The solution concludes with the element dp[0][0], which holds the total number of ways the pizza can be cut starting from the top left corner following all the constraints.

This approach ensures a comprehensive exploration of all cutting patterns and updates the number of ways dynamically employing past calculations, encapsulated effectively in Java syntax and structure.

class PizzaSlicer:
    def slice_ways(self, slices: List[str], cut_count: int) -> int:
        row_count = len(slices)
        col_count = len(slices[0])
        apple_presence = [[0] * (col_count + 1) for _ in range(row_count + 1)]
        for i in range(row_count - 1, -1, -1):
            for j in range(col_count - 1, -1, -1):
                apple_presence[i][j] = ((slices[i][j] == 'A')
                                        + apple_presence[i + 1][j]
                                        + apple_presence[i][j + 1]
                                        - apple_presence[i + 1][j + 1])
        dp = [[int(apple_presence[i][j] > 0) for j in range(col_count)]
             for i in range(row_count)]
        MODULO = 1000000007
        for remaining in range(1, cut_count):
            next_dp = [[0 for j in range(col_count)] for i in range(row_count)]
            for i in range(row_count):
                for j in range(col_count):
                    for next_i in range(i + 1, row_count):
                        if apple_presence[i][j] - apple_presence[next_i][j] > 0:
                            next_dp[i][j] += dp[next_i][j]
                    for next_j in range(j + 1, col_count):
                        if apple_presence[i][j] - apple_presence[i][next_j] > 0:
                            next_dp[i][j] += dp[i][next_j]
                    next_dp[i][j] %= MODULO
            dp = next_dp
        return dp[0][0]

The provided Python solution outlines an algorithm implemented in the PizzaSlicer class to count the number of ways a pizza, represented as a grid of characters ('A' for apple and no character for no apple), can be cut into pieces ensuring each piece has at least one apple. The algorithm uses dynamic programming techniques to solve the problem efficiently.

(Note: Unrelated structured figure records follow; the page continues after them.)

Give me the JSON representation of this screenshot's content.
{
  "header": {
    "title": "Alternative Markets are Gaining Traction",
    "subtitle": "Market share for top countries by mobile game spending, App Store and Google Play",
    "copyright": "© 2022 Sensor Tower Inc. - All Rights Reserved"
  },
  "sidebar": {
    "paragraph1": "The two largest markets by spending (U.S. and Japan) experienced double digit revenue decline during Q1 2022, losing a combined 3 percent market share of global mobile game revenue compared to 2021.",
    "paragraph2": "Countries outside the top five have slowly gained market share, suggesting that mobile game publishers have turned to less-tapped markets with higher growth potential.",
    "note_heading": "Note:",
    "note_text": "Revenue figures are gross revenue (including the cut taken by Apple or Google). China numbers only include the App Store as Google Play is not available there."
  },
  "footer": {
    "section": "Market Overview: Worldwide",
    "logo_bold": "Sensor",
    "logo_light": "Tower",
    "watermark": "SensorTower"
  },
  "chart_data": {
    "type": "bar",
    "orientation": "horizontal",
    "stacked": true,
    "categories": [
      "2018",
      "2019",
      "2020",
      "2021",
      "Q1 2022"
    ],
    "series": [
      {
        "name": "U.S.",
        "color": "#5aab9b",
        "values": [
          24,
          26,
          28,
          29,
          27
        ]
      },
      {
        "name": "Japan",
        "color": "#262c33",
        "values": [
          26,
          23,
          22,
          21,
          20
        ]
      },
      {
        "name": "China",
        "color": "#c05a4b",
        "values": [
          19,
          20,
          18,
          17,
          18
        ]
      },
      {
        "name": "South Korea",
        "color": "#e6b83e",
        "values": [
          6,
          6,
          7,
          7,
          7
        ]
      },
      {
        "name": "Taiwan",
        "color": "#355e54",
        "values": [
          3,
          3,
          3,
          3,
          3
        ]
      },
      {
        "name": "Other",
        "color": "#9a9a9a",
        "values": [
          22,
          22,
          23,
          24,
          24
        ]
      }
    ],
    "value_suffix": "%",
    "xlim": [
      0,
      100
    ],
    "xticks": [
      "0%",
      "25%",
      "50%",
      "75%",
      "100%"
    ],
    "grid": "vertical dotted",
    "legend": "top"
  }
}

• The slice_ways method takes slices, which is a list of strings representing the pizza, and cut_count, the number of cuts needed.
• The initial preprocessing step constructs the apple_presence matrix, which calculates the number of apples present from any given position (i, j) to the bottom right of the grid. This step utilizes memoization to avoid redundant calculations by building upon previously calculated results.
• A second matrix, dp, is then initialized based on whether the apple is present above and to the left of each position.
• The main dynamic programming concept applied here involves updating dp with each possible remaining number of cuts. For each cell (i, j), possible cuts along the rows (next_i) and columns (next_j) are considered, and values are propagated forward based on the number of apples segregated by the cut.
• A modulo operation ensures the result stays within computational limits to avoid overflow and maintain efficiency.
• Finally, the method returns the total ways to make the required cuts from the top left of the pizza.

This approach guarantees that all possible valid partitions of the pizza are counted, with careful consideration to ensure that each piece of pizza after the cut contains at least one apple. This solution is robust to varying pizza sizes and configurations of apple placements.